Face à la pression persistante sur le pouvoir d’achat, le Nigeria a décidé d’assouplir sa politique douanière. À compter du 1er juillet, plusieurs produits de grande consommation et biens stratégiques bénéficieront d’une baisse des droits de douane, une mesure visant à freiner la flambée des prix et à soutenir l’économie nationale.

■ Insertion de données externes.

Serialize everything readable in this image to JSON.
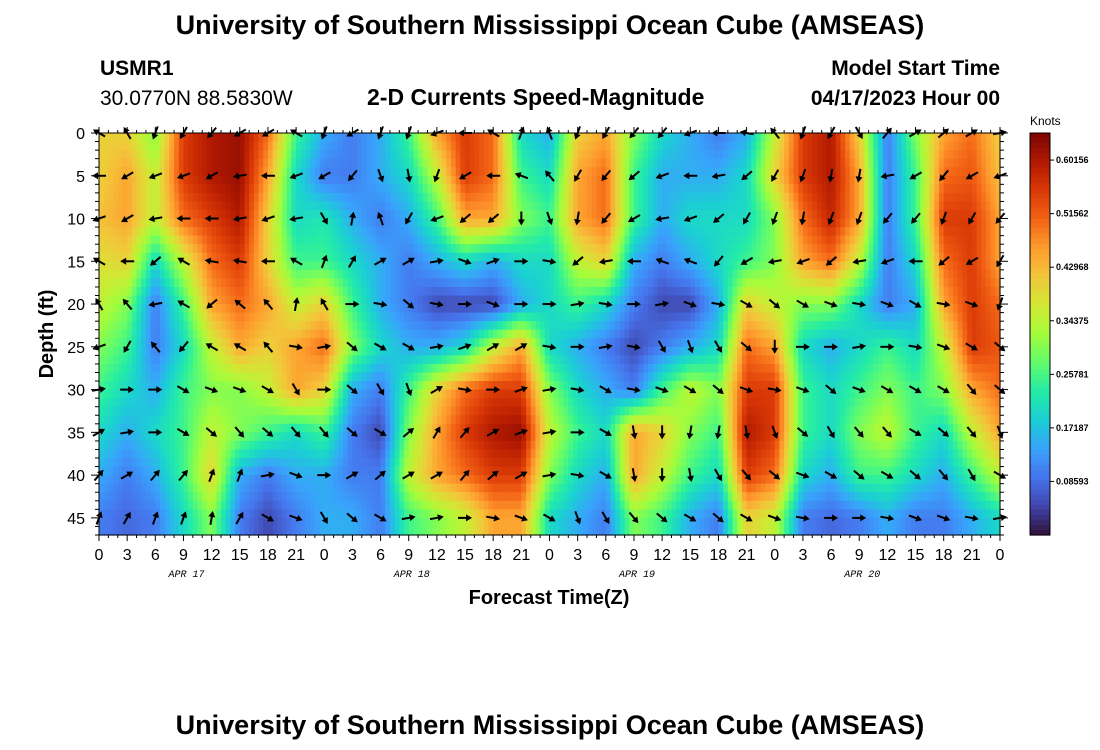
{
  "header": {
    "title": "University of Southern Mississippi Ocean Cube (AMSEAS)",
    "station_id": "USMR1",
    "station_coords": "30.0770N  88.5830W",
    "subtitle": "2-D Currents Speed-Magnitude",
    "model_start_label": "Model Start Time",
    "model_start_value": "04/17/2023 Hour 00"
  },
  "footer": {
    "title": "University of Southern Mississippi Ocean Cube (AMSEAS)"
  },
  "chart_data": {
    "type": "heatmap",
    "title": "2-D Currents Speed-Magnitude",
    "xlabel": "Forecast Time(Z)",
    "ylabel": "Depth (ft)",
    "x_ticks": [
      "0",
      "3",
      "6",
      "9",
      "12",
      "15",
      "18",
      "21",
      "0",
      "3",
      "6",
      "9",
      "12",
      "15",
      "18",
      "21",
      "0",
      "3",
      "6",
      "9",
      "12",
      "15",
      "18",
      "21",
      "0",
      "3",
      "6",
      "9",
      "12",
      "15",
      "18",
      "21",
      "0"
    ],
    "x_range_hours": [
      0,
      96
    ],
    "date_labels": [
      {
        "label": "APR 17",
        "hour": 9
      },
      {
        "label": "APR 18",
        "hour": 33
      },
      {
        "label": "APR 19",
        "hour": 57
      },
      {
        "label": "APR 20",
        "hour": 81
      }
    ],
    "y_ticks": [
      "0",
      "5",
      "10",
      "15",
      "20",
      "25",
      "30",
      "35",
      "40",
      "45"
    ],
    "y_range_ft": [
      0,
      47
    ],
    "colorbar": {
      "unit": "Knots",
      "min": 0.0,
      "max": 0.645,
      "tick_labels": [
        "0.60156",
        "0.51562",
        "0.42968",
        "0.34375",
        "0.25781",
        "0.17187",
        "0.08593"
      ],
      "tick_values": [
        0.60156,
        0.51562,
        0.42968,
        0.34375,
        0.25781,
        0.17187,
        0.08593
      ],
      "palette": [
        "#30123b",
        "#4145ab",
        "#4675ed",
        "#39a2fc",
        "#1bcfd4",
        "#24eca6",
        "#61fc6c",
        "#a4fc3b",
        "#d1e834",
        "#f3c63a",
        "#fe9b2d",
        "#f36315",
        "#d93806",
        "#b11901",
        "#7a0403"
      ]
    },
    "depth_rows_ft": [
      0,
      5,
      10,
      15,
      20,
      25,
      30,
      35,
      40,
      45
    ],
    "speed_knots": [
      [
        0.4,
        0.4,
        0.3,
        0.55,
        0.6,
        0.62,
        0.5,
        0.25,
        0.15,
        0.1,
        0.15,
        0.25,
        0.45,
        0.55,
        0.5,
        0.2,
        0.15,
        0.4,
        0.45,
        0.3,
        0.2,
        0.15,
        0.1,
        0.15,
        0.35,
        0.55,
        0.6,
        0.4,
        0.1,
        0.3,
        0.45,
        0.5,
        0.4
      ],
      [
        0.4,
        0.45,
        0.35,
        0.55,
        0.6,
        0.62,
        0.45,
        0.2,
        0.1,
        0.1,
        0.15,
        0.2,
        0.35,
        0.55,
        0.5,
        0.25,
        0.2,
        0.45,
        0.5,
        0.25,
        0.15,
        0.15,
        0.15,
        0.2,
        0.4,
        0.55,
        0.6,
        0.45,
        0.1,
        0.25,
        0.5,
        0.52,
        0.42
      ],
      [
        0.42,
        0.45,
        0.35,
        0.5,
        0.55,
        0.6,
        0.4,
        0.2,
        0.22,
        0.15,
        0.1,
        0.15,
        0.25,
        0.45,
        0.45,
        0.3,
        0.25,
        0.45,
        0.5,
        0.25,
        0.15,
        0.2,
        0.2,
        0.2,
        0.3,
        0.5,
        0.58,
        0.45,
        0.1,
        0.25,
        0.55,
        0.55,
        0.45
      ],
      [
        0.38,
        0.4,
        0.2,
        0.35,
        0.5,
        0.55,
        0.4,
        0.25,
        0.25,
        0.2,
        0.15,
        0.1,
        0.15,
        0.2,
        0.15,
        0.2,
        0.2,
        0.35,
        0.4,
        0.15,
        0.1,
        0.15,
        0.2,
        0.25,
        0.3,
        0.45,
        0.5,
        0.35,
        0.1,
        0.2,
        0.5,
        0.55,
        0.45
      ],
      [
        0.35,
        0.3,
        0.1,
        0.25,
        0.45,
        0.5,
        0.45,
        0.35,
        0.4,
        0.25,
        0.15,
        0.1,
        0.05,
        0.05,
        0.05,
        0.15,
        0.2,
        0.25,
        0.2,
        0.1,
        0.05,
        0.05,
        0.15,
        0.4,
        0.35,
        0.3,
        0.3,
        0.2,
        0.1,
        0.15,
        0.45,
        0.55,
        0.5
      ],
      [
        0.3,
        0.25,
        0.1,
        0.2,
        0.35,
        0.45,
        0.4,
        0.45,
        0.5,
        0.3,
        0.2,
        0.15,
        0.15,
        0.2,
        0.35,
        0.45,
        0.2,
        0.15,
        0.1,
        0.05,
        0.1,
        0.15,
        0.2,
        0.5,
        0.45,
        0.2,
        0.15,
        0.2,
        0.25,
        0.2,
        0.35,
        0.55,
        0.52
      ],
      [
        0.25,
        0.2,
        0.15,
        0.25,
        0.3,
        0.3,
        0.35,
        0.45,
        0.4,
        0.15,
        0.1,
        0.25,
        0.4,
        0.5,
        0.55,
        0.55,
        0.3,
        0.2,
        0.15,
        0.1,
        0.25,
        0.35,
        0.3,
        0.55,
        0.55,
        0.25,
        0.2,
        0.25,
        0.3,
        0.25,
        0.3,
        0.45,
        0.5
      ],
      [
        0.2,
        0.15,
        0.2,
        0.25,
        0.35,
        0.3,
        0.25,
        0.2,
        0.25,
        0.1,
        0.05,
        0.3,
        0.45,
        0.55,
        0.6,
        0.62,
        0.35,
        0.25,
        0.2,
        0.45,
        0.4,
        0.3,
        0.25,
        0.6,
        0.55,
        0.25,
        0.2,
        0.3,
        0.35,
        0.25,
        0.2,
        0.35,
        0.45
      ],
      [
        0.15,
        0.1,
        0.15,
        0.25,
        0.4,
        0.15,
        0.1,
        0.15,
        0.15,
        0.1,
        0.1,
        0.35,
        0.45,
        0.5,
        0.55,
        0.55,
        0.3,
        0.2,
        0.15,
        0.45,
        0.35,
        0.25,
        0.2,
        0.55,
        0.5,
        0.2,
        0.15,
        0.25,
        0.25,
        0.2,
        0.15,
        0.25,
        0.35
      ],
      [
        0.1,
        0.08,
        0.1,
        0.2,
        0.3,
        0.1,
        0.05,
        0.1,
        0.15,
        0.15,
        0.1,
        0.25,
        0.3,
        0.35,
        0.45,
        0.45,
        0.2,
        0.15,
        0.1,
        0.3,
        0.25,
        0.15,
        0.1,
        0.4,
        0.35,
        0.1,
        0.08,
        0.1,
        0.15,
        0.1,
        0.1,
        0.15,
        0.2
      ]
    ],
    "direction_deg": [
      [
        300,
        330,
        200,
        210,
        220,
        240,
        240,
        300,
        200,
        240,
        200,
        200,
        250,
        270,
        300,
        20,
        340,
        200,
        210,
        220,
        220,
        250,
        270,
        280,
        320,
        200,
        210,
        150,
        40,
        60,
        50,
        60,
        80
      ],
      [
        270,
        240,
        250,
        250,
        240,
        260,
        270,
        250,
        240,
        220,
        160,
        170,
        200,
        240,
        270,
        290,
        320,
        210,
        220,
        230,
        250,
        270,
        260,
        230,
        210,
        200,
        190,
        190,
        260,
        240,
        220,
        240,
        250
      ],
      [
        250,
        240,
        260,
        270,
        270,
        260,
        250,
        260,
        150,
        10,
        340,
        210,
        250,
        230,
        230,
        180,
        160,
        190,
        220,
        240,
        260,
        250,
        230,
        210,
        200,
        190,
        200,
        200,
        220,
        220,
        200,
        210,
        220
      ],
      [
        300,
        270,
        230,
        300,
        280,
        280,
        270,
        300,
        20,
        30,
        60,
        60,
        80,
        110,
        70,
        90,
        100,
        230,
        260,
        270,
        290,
        290,
        220,
        240,
        260,
        250,
        230,
        260,
        250,
        270,
        230,
        240,
        210
      ],
      [
        330,
        320,
        260,
        300,
        230,
        310,
        320,
        10,
        330,
        90,
        100,
        130,
        100,
        90,
        110,
        90,
        90,
        80,
        100,
        90,
        80,
        110,
        100,
        120,
        130,
        120,
        110,
        100,
        110,
        120,
        100,
        110,
        200
      ],
      [
        250,
        210,
        320,
        220,
        300,
        300,
        320,
        100,
        80,
        130,
        120,
        120,
        80,
        70,
        60,
        60,
        100,
        90,
        80,
        100,
        150,
        160,
        150,
        130,
        180,
        90,
        90,
        80,
        90,
        100,
        110,
        120,
        130
      ],
      [
        80,
        90,
        90,
        120,
        110,
        110,
        120,
        150,
        90,
        130,
        150,
        160,
        60,
        100,
        90,
        70,
        80,
        100,
        120,
        100,
        110,
        120,
        130,
        110,
        100,
        110,
        130,
        110,
        120,
        120,
        120,
        140,
        130
      ],
      [
        60,
        80,
        90,
        120,
        130,
        140,
        130,
        140,
        140,
        130,
        120,
        50,
        30,
        40,
        60,
        70,
        80,
        90,
        120,
        170,
        180,
        190,
        190,
        170,
        160,
        130,
        150,
        140,
        140,
        120,
        130,
        140,
        160
      ],
      [
        40,
        60,
        40,
        40,
        20,
        20,
        80,
        110,
        90,
        60,
        50,
        60,
        60,
        40,
        50,
        60,
        80,
        100,
        120,
        170,
        180,
        170,
        150,
        140,
        130,
        110,
        120,
        130,
        120,
        130,
        140,
        150,
        120
      ],
      [
        20,
        30,
        20,
        20,
        10,
        30,
        120,
        110,
        150,
        130,
        120,
        80,
        80,
        90,
        100,
        110,
        120,
        160,
        150,
        140,
        130,
        120,
        130,
        120,
        110,
        100,
        90,
        90,
        100,
        110,
        110,
        100,
        80
      ]
    ]
  }
}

Dans le détail, des denrées essentielles comme le riz, le sucre ou encore l’huile de palme sont concernées, aux côtés des véhicules particuliers et de certains matériaux de construction. Les nouvelles grilles tarifaires prévoient notamment une taxation des voitures ramenée à 40 %, celle du riz en vrac à 47,5 %, tandis que le sucre brut sera soumis à des droits oscillant entre 55 % et 57,5 %. L’huile de palme, quant à elle, sera désormais taxée à 28,75 %.
Le gouvernement va plus loin en introduisant des exonérations ciblées. Les véhicules électriques, les bus destinés au transport public ainsi que les équipements industriels ne seront plus soumis à ces taxes. Une orientation qui traduit la volonté des autorités d’encourager les investissements, tout en accélérant la modernisation de l’appareil productif.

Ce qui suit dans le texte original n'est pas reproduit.